Первая мысль «бежать» мне казалась самой верной. Не выпустят меня из советских лабораторий, как пить дать, не выпустят. Смотрел я передачи про всяких людей с необычными способностями. Вот только в советское время о них никто знать не знал, ведать не ведал. Информация неконтролируемым потоком полилась с экранов телевизоров после перестройки. Но проверять на себе, правду или нет, вещали журналисты в своих разоблачениях, мне не хотелось.

— Да вот, мимо ехал, решил заскочить, посмотреть, как ты тут. С врачом поговорить. Что доктор говорит? Когда на работу?

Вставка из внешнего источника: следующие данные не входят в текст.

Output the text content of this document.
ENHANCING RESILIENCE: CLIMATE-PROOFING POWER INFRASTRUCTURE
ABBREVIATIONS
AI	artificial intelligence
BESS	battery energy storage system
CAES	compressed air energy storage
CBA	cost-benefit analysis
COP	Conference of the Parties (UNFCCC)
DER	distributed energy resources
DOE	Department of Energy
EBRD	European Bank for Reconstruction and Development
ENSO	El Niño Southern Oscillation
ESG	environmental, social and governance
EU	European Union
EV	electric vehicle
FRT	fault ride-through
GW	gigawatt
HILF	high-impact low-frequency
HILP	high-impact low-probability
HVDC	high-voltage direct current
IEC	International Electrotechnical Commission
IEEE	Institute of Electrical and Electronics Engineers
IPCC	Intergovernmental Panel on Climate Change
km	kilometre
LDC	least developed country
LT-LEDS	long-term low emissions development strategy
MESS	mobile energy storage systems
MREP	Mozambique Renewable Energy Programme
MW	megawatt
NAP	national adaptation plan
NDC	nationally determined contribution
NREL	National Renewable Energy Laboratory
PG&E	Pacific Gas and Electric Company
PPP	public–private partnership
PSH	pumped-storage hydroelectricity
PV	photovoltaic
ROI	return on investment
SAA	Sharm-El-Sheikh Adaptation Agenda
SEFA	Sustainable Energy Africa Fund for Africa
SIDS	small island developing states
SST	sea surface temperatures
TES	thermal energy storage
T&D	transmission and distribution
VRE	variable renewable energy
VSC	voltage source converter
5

Я настороженно, стараясь не выдавать своих мыслей, смотрел на Кузьмича. Забалтывает, притупляет внимание? Если он все знает нафига весь этот кордебалет с сочувствием и заботой?

— Да так, ничего хорошего, — пожал плечами, потихоньку двигаясь к окну. — Присаживайтесь.

Предложил Кузьмичу соседнюю с моей койку, открывая себе пути отхода к дверям. Прыгать с четвертого этажа травматологии такое себе удовольствие. Хотя в коридоре по любому стоят товарищи по оружию, не могу же он один за мной придти? Неужто остальные соблазнялись перспективами? Ладно, послушаем, что скажет, что предложит.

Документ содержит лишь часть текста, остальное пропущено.